Target 2 (Trans-European Automated Realtime Gross Settlement Express Transfer) ist das elektronische Zahlungsverkehrssystem des Eurosystems (Zusammenschluss der nationalen Zentralbanken der Länder, die den Euro eingeführt haben). Über Target 2 werden Zahlungen innerhalb des Euroraums abgewickelt. Der Zusatz „2“ steht für die im Jahr 2007 eingeführte, technisch verbesserte zweite Generation des seit der Einführung des Euro im Jahr 1999 betriebenen Target-Systems. Der Zahlungsverkehr wird bei Target 2 (T2) insbesondere über die Zentralbankkonten der Finanzinstitute bei den Notenbanken jenes Landes abgewickelt, in dem diese Banken zugelassen sind.

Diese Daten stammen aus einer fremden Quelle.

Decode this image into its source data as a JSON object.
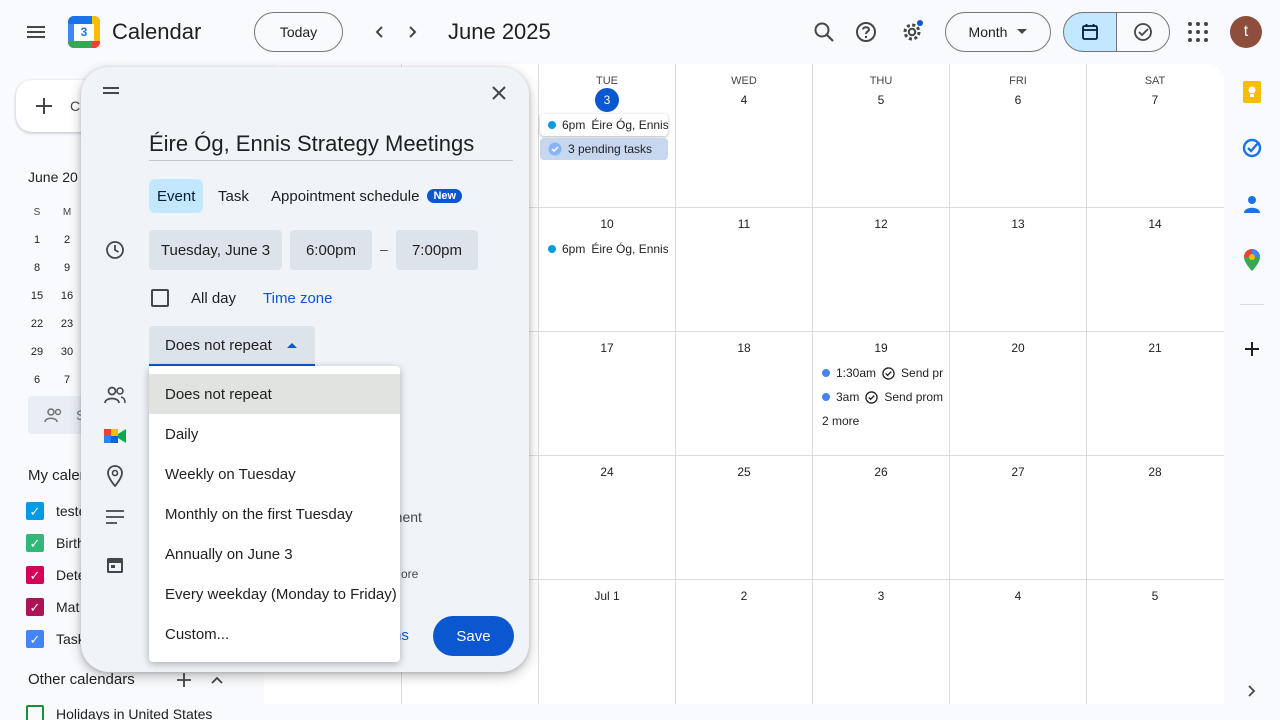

Eine nationale Zentralbank verbucht eine T2-Forderung in ihrer Bilanz, wenn eine Geschäftsbank in ihrem Hoheitsgebiet Zahlungen aus dem europäischen Ausland empfängt. Der Zentralbank des Landes jener Geschäftsbank, die eine Überweisung in das Ausland tätigt, entsteht umgekehrt eine T2-Verbindlichkeit. Am Tagesende werden sämtliche derart entstandene Forderungen und Verbindlichkeiten einer jeden nationalen Zentralbank zu einer einzigen Position gegenüber der EZB saldiert, die somit als zentrale Abwicklungsstelle fungiert. Alle Zahlungen über T2 werden in Zentralbankliquidität abgewickelt. Für die nationale Zentralbank der zahlenden Bank ist die Überweisung gleichbedeutend mit einer Verringerung ihrer Verbindlichkeiten gegenüber ihrem Bankensektor, da Zentralbankliquidität aus ihrem Zuständigkeitsbereich abgeflossen ist. Dagegen entstehen für die nationale Notenbank der Empfängerbank durch die Überweisung höhere Verbindlichkeiten gegenüber ihrem Bankensektor, da diese einen Zufluss von Zentralbankliquidität verbucht.

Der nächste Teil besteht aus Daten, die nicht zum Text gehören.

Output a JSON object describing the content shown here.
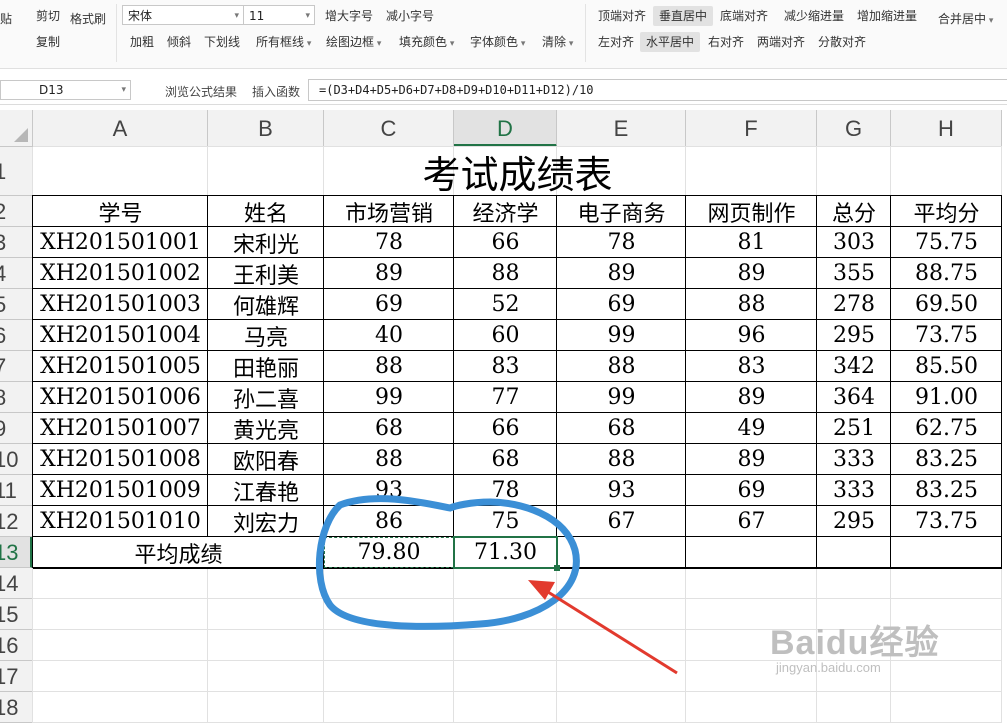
{
  "ribbon": {
    "paste": "贴",
    "cut": "剪切",
    "format_painter": "格式刷",
    "copy": "复制",
    "font_name": "宋体",
    "font_size": "11",
    "increase_font": "增大字号",
    "decrease_font": "减小字号",
    "bold": "加粗",
    "italic": "倾斜",
    "underline": "下划线",
    "all_borders": "所有框线",
    "draw_border": "绘图边框",
    "fill_color": "填充颜色",
    "font_color": "字体颜色",
    "clear": "清除",
    "align_top": "顶端对齐",
    "align_middle": "垂直居中",
    "align_bottom": "底端对齐",
    "decrease_indent": "减少缩进量",
    "increase_indent": "增加缩进量",
    "merge_center": "合并居中",
    "align_left": "左对齐",
    "align_center": "水平居中",
    "align_right": "右对齐",
    "justify": "两端对齐",
    "distributed": "分散对齐"
  },
  "formula_bar": {
    "name_box": "D13",
    "browse_result": "浏览公式结果",
    "insert_function": "插入函数",
    "formula": "=(D3+D4+D5+D6+D7+D8+D9+D10+D11+D12)/10"
  },
  "columns": [
    "A",
    "B",
    "C",
    "D",
    "E",
    "F",
    "G",
    "H"
  ],
  "rows": [
    "1",
    "2",
    "3",
    "4",
    "5",
    "6",
    "7",
    "8",
    "9",
    "10",
    "11",
    "12",
    "13",
    "14",
    "15",
    "16",
    "17",
    "18"
  ],
  "active_cell": "D13",
  "sheet": {
    "title": "考试成绩表",
    "headers": [
      "学号",
      "姓名",
      "市场营销",
      "经济学",
      "电子商务",
      "网页制作",
      "总分",
      "平均分"
    ],
    "records": [
      [
        "XH201501001",
        "宋利光",
        "78",
        "66",
        "78",
        "81",
        "303",
        "75.75"
      ],
      [
        "XH201501002",
        "王利美",
        "89",
        "88",
        "89",
        "89",
        "355",
        "88.75"
      ],
      [
        "XH201501003",
        "何雄辉",
        "69",
        "52",
        "69",
        "88",
        "278",
        "69.50"
      ],
      [
        "XH201501004",
        "马亮",
        "40",
        "60",
        "99",
        "96",
        "295",
        "73.75"
      ],
      [
        "XH201501005",
        "田艳丽",
        "88",
        "83",
        "88",
        "83",
        "342",
        "85.50"
      ],
      [
        "XH201501006",
        "孙二喜",
        "99",
        "77",
        "99",
        "89",
        "364",
        "91.00"
      ],
      [
        "XH201501007",
        "黄光亮",
        "68",
        "66",
        "68",
        "49",
        "251",
        "62.75"
      ],
      [
        "XH201501008",
        "欧阳春",
        "88",
        "68",
        "88",
        "89",
        "333",
        "83.25"
      ],
      [
        "XH201501009",
        "江春艳",
        "93",
        "78",
        "93",
        "69",
        "333",
        "83.25"
      ],
      [
        "XH201501010",
        "刘宏力",
        "86",
        "75",
        "67",
        "67",
        "295",
        "73.75"
      ]
    ],
    "avg_label": "平均成绩",
    "avg_c": "79.80",
    "avg_d": "71.30"
  },
  "watermark": {
    "brand": "Baidu经验",
    "site": "jingyan.baidu.com"
  },
  "colors": {
    "selection": "#217346",
    "annotation_circle": "#3b8fd6",
    "annotation_arrow": "#e23a2e"
  }
}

Target 2 ist besonders im Zuge der Finanz- und Wirtschaftskrise seit dem Jahr 2008 und der folgenden Staatsschuldenkrise im Euroraum in den Fokus öffentlichen Interesses gerückt. Aufgrund verstärkter Kapitalbewegungen aus den Krisenländern in die stabilen Länder des Währungsraums sind sehr große Ungleichgewichte in den Target-Positionen der nationalen Zentralbanken entstanden. Angesichts der Tatsache, dass Länder mit T2-Forderungen ein Verlustrisiko für den Fall tragen, dass ein Land mit T2-Verbindlichkeiten aus der Währungsunion austritt oder diese komplett auseinander bricht, wurde der Aufbau von T2-Ungleichgewichten verschiedentlich sehr kritisch diskutiert.

Siehe auch Target-Salden

Lesen Sie mehr zum Thema:
DIW Wochenbericht 44/2013 | PDF, 0.55 MB "Liquiditätsmanagement des Eurosystems im Zeichen der Krise"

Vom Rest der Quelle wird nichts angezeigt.